MLADENA’S SPECIAL “SARMA” – STUFFED CABBAGE

Mladena Pavlova Joveski

Consultant and Business Development Lead France LCP Delta Customer & Demand team, Paris

What this dish means to me

Sarma is a traditional dish in many Balkan and Eastern European countries, consisting of cabbage leaves stuffed with a flavourful meat and rice filling. Sarma is an absolute favourite of all generations and one reason more that gather us all around the table during the winter. It’s often served during festive occasions and family gatherings. This dish is a must over the Christmas holidays.

Its origins can be traced back to the Ottoman Empire, where it was traditionally served during the winter months. Sour cabbage was used as a way to preserve it for longer periods, especially through the winter. Today, sarma remains a beloved comfort food in the Balkan countries and undisputedly holds the “Queen of Winter” title.

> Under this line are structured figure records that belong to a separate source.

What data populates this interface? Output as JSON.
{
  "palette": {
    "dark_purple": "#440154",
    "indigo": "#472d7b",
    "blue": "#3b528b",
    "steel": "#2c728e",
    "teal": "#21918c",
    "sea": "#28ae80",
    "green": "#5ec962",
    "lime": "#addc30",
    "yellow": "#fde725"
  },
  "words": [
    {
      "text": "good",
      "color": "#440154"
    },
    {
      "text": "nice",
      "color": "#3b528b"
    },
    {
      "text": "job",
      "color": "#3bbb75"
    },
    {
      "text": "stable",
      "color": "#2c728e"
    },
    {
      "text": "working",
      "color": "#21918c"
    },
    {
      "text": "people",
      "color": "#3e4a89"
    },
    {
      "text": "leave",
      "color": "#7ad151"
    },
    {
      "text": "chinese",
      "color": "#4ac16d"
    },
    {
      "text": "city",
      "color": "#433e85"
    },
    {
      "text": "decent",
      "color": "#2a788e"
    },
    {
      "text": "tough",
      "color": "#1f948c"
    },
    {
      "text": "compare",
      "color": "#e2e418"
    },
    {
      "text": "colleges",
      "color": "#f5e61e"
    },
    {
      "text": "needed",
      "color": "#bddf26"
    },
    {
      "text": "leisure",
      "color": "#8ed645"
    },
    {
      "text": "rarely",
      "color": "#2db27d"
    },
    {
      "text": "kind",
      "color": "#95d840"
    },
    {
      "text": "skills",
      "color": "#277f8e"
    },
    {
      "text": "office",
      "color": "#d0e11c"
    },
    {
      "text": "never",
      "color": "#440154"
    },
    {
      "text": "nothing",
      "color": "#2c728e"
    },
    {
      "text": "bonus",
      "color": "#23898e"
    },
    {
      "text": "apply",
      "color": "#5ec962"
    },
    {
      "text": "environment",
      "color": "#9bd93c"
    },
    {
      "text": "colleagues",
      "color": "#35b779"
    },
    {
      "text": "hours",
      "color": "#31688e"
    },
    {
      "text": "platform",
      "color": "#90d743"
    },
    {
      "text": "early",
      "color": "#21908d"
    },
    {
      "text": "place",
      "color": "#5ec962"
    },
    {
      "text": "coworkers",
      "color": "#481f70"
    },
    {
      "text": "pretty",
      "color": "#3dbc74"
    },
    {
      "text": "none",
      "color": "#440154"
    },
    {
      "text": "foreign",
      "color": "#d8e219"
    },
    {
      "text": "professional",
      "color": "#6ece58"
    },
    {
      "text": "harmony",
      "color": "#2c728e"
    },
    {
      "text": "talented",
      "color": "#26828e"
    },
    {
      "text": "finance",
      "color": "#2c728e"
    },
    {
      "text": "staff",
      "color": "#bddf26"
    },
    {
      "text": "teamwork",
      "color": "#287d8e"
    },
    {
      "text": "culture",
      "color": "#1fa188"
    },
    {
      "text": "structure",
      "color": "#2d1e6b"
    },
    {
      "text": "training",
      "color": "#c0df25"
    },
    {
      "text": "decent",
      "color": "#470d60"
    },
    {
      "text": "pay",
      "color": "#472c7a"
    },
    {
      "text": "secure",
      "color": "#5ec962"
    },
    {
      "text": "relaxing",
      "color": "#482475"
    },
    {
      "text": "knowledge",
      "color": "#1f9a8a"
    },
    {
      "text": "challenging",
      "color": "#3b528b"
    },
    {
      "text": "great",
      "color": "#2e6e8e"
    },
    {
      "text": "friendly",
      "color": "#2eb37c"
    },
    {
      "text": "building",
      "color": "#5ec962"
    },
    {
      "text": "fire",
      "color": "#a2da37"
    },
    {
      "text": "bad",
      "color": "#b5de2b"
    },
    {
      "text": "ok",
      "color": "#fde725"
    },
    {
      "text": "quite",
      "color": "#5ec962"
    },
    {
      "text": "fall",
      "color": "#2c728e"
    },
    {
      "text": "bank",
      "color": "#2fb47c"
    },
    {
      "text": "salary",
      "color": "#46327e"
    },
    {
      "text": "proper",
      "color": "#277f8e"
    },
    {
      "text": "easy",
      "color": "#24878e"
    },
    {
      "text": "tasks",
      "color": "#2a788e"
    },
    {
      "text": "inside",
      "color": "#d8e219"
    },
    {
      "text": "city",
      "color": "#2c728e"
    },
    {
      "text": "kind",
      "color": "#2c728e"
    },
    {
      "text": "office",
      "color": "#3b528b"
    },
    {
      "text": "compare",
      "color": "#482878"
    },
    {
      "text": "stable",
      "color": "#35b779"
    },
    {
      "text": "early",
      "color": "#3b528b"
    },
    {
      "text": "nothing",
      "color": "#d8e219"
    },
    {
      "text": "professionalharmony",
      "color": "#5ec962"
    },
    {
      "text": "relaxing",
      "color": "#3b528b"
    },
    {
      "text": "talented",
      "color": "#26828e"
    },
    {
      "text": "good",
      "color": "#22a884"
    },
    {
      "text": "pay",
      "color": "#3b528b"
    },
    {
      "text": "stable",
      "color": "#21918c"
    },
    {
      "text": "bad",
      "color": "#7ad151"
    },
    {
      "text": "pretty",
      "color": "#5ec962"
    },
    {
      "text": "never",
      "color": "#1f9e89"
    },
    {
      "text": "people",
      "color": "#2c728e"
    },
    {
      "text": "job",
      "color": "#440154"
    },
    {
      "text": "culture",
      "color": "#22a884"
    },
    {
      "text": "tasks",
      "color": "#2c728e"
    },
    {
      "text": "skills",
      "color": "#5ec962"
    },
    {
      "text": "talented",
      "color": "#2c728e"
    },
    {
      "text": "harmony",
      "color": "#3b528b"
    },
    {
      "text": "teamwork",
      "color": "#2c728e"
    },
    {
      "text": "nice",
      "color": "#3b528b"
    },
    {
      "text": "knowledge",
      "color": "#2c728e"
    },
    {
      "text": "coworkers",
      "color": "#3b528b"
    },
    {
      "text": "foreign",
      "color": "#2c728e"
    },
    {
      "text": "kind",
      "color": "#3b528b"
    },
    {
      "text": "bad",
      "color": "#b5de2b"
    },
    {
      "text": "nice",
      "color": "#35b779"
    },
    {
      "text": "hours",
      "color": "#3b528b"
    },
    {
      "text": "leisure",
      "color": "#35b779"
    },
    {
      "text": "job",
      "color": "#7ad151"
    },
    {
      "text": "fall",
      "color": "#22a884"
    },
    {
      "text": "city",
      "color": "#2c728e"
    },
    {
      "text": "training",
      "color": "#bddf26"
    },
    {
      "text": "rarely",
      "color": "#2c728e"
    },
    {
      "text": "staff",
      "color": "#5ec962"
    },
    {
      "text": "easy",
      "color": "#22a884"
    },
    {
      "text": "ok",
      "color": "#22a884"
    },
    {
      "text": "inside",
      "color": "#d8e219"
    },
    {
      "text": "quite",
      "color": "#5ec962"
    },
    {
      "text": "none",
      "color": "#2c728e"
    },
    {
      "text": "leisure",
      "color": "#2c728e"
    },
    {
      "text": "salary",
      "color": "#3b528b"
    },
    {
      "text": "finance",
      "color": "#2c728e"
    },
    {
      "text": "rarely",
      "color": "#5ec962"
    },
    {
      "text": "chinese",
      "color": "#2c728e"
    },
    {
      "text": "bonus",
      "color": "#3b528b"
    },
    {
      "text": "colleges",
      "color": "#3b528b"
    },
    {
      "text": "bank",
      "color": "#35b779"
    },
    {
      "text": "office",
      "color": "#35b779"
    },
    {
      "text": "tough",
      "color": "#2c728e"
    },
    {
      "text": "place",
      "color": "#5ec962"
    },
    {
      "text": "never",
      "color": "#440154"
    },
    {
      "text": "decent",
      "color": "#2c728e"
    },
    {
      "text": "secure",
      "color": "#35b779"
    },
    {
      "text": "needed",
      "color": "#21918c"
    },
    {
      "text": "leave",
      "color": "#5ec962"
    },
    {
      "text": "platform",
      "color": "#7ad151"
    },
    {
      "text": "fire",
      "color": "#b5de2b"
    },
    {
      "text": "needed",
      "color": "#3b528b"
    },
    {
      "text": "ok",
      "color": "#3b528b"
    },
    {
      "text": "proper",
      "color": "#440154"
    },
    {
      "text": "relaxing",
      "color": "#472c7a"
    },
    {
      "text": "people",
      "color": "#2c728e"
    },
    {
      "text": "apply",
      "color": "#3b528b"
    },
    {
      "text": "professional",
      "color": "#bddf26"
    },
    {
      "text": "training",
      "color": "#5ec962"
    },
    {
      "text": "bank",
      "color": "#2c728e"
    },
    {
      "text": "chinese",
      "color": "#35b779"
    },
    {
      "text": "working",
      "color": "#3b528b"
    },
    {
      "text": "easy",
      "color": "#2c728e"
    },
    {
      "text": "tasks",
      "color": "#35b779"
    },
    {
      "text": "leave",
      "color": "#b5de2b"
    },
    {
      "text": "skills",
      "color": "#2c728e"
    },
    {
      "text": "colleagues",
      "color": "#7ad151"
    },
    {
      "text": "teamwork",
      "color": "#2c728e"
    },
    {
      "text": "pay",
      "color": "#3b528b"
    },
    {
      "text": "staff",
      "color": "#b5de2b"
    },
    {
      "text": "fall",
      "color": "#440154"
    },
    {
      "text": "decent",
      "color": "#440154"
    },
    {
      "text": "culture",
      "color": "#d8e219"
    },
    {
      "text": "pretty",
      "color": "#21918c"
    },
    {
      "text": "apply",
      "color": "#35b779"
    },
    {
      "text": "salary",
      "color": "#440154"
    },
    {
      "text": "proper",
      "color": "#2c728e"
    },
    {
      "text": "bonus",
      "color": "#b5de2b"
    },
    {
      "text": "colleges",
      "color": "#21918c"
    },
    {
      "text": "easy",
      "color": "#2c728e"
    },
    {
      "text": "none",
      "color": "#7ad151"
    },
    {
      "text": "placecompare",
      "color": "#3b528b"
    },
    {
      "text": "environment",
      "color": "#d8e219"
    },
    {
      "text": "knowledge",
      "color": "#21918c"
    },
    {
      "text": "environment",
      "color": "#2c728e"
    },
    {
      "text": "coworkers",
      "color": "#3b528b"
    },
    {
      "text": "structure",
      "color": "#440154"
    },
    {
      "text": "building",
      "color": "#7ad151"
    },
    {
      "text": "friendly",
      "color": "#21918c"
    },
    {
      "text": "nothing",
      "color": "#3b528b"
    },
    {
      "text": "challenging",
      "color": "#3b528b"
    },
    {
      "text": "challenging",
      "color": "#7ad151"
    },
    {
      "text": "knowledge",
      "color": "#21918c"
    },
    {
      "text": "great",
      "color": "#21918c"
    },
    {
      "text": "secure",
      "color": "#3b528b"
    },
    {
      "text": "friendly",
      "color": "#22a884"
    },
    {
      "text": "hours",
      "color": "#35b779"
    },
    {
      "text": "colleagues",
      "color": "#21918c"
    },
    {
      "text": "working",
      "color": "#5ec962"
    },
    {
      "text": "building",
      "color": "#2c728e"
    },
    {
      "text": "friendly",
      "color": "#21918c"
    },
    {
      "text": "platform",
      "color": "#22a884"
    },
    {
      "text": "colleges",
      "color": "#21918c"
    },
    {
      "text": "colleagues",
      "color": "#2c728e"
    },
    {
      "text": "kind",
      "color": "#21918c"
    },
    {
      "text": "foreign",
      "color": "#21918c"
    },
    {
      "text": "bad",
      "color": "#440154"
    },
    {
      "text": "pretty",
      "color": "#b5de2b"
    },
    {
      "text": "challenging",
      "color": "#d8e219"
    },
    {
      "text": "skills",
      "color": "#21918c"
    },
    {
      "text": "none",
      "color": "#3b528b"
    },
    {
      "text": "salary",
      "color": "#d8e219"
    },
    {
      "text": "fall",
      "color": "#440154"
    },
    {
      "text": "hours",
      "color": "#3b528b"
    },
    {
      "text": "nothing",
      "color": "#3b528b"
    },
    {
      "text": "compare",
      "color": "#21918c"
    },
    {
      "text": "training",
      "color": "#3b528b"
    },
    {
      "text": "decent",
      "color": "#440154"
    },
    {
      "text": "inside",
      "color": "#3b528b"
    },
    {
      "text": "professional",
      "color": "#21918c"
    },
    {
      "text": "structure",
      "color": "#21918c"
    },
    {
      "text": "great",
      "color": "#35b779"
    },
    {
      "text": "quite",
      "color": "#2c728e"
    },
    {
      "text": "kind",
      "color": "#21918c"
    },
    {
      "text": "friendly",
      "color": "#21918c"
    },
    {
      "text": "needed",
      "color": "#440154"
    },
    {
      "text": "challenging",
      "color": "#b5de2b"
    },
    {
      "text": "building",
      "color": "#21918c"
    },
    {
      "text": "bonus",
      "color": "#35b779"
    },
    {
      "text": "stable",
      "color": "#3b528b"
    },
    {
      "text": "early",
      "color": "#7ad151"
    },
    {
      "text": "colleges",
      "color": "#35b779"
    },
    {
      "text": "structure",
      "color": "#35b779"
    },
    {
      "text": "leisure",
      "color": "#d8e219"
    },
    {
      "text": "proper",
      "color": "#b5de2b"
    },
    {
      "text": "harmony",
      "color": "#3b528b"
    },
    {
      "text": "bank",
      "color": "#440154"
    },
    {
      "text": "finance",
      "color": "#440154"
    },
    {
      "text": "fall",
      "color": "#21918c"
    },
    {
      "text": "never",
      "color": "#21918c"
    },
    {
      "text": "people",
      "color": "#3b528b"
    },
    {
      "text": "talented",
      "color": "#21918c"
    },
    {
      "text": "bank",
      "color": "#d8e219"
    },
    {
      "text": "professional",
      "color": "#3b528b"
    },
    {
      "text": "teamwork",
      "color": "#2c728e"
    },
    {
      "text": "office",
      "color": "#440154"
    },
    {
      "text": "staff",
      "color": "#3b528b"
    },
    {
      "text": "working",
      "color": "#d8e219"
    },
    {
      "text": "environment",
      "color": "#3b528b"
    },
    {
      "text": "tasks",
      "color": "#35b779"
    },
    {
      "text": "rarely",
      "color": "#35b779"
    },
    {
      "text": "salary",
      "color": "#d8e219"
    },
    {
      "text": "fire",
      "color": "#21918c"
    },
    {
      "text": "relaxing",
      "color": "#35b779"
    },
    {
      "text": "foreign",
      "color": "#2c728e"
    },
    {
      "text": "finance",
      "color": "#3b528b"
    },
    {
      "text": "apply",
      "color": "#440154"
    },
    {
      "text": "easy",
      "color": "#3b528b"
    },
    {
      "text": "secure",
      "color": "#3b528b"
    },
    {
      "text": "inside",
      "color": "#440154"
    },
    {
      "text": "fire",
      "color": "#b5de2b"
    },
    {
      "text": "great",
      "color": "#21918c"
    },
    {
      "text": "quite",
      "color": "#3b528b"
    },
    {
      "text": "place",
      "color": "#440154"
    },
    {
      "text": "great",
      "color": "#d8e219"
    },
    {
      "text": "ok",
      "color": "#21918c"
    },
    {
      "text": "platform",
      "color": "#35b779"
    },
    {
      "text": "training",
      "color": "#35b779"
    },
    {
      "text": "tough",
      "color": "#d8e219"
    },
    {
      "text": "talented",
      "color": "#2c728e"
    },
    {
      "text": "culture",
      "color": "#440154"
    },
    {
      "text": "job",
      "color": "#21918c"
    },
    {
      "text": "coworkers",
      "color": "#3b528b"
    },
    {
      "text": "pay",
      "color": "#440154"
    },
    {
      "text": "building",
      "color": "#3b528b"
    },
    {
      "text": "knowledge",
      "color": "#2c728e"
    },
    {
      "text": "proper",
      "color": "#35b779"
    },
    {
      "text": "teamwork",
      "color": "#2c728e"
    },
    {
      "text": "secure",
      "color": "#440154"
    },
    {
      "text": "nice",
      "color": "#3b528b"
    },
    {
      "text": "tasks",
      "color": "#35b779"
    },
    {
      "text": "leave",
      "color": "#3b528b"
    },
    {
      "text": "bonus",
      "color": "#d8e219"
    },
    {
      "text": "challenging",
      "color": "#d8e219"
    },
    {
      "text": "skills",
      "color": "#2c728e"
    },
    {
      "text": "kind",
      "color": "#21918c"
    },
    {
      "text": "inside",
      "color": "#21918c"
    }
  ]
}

In my home country, North Macedonia, sarma is the dish that reminds me most of our family gatherings at Christmas. It carries the flavour and smell of home and family and brings back memories of my grandmother and the wonderful spirit of this time of year.

SERVES

6-8

MINUTES

280

DIFFICULTY

6/10

INGREDIENTS

1 whole sour cabbage

Filling ingredients:

850 g minced meat (beef/pork)

2 garlic cloves minced

1 onion chopped

1 egg

150 g white rice

10 g salt

2 tsp sweet paprika powder

½ tsp black pepper powder

Pieces of smoked meat (smoked bacon, smoked dry pork ribs)

For the roux:

1,5 tablespoon lard

1,5-2 tablespoon all-purpose flour

½ teaspoon sweet paprika powder

METHOD

Step 1

The best stuffed cabbage rolls are made with fermented (pickled or sour) cabbage leaves. Separate cabbage leaves from the head, and dip each in water to wash off excess sourness. On a cutting board cut each cabbage leaf in half, cut out the "vein" and if the leaves are big, continue cutting into four pieces.

Step 2

Chop the garlic and onion finely and combine them with ground meat and the rest of the ingredients for the filling (except for the smoked meat) in a bowl.

Step 3

In a large cooking pot over medium heat melt the lard. place a layer of cabbage leaves at the bottom.

Step 4

Place one leaf piece in your hand, and one tablespoon of the filling in the middle toward the edge of the leaf. Fold the longer leaf end on one side, then roll everything up. Tuck the other side of the leaf in. You'll have a tiny "burrito-like" roll. Repeat with the rest of the cabbage leaves.

Step 5

Place them tight next to each other in the cooking pot. Add the water that the sarma is completely covered with it and bring it to a boil. Add the rest of the chopped cabbage leaves. You can place a plate inside the keep the sarma from floating.

Step 6

After it start boiling bring the heat to low and cook for another 2.5h. make sure you check the water and add more if necessary.

Step 7

Then prepare your roux in a small saucepan by melting the rest of the lard and adding the flour. Stir till brown or light golden color and add the sweet and hot paprika powder. Pour the roux to the cooking pot with sarma and let it simmer for about 10 minutes.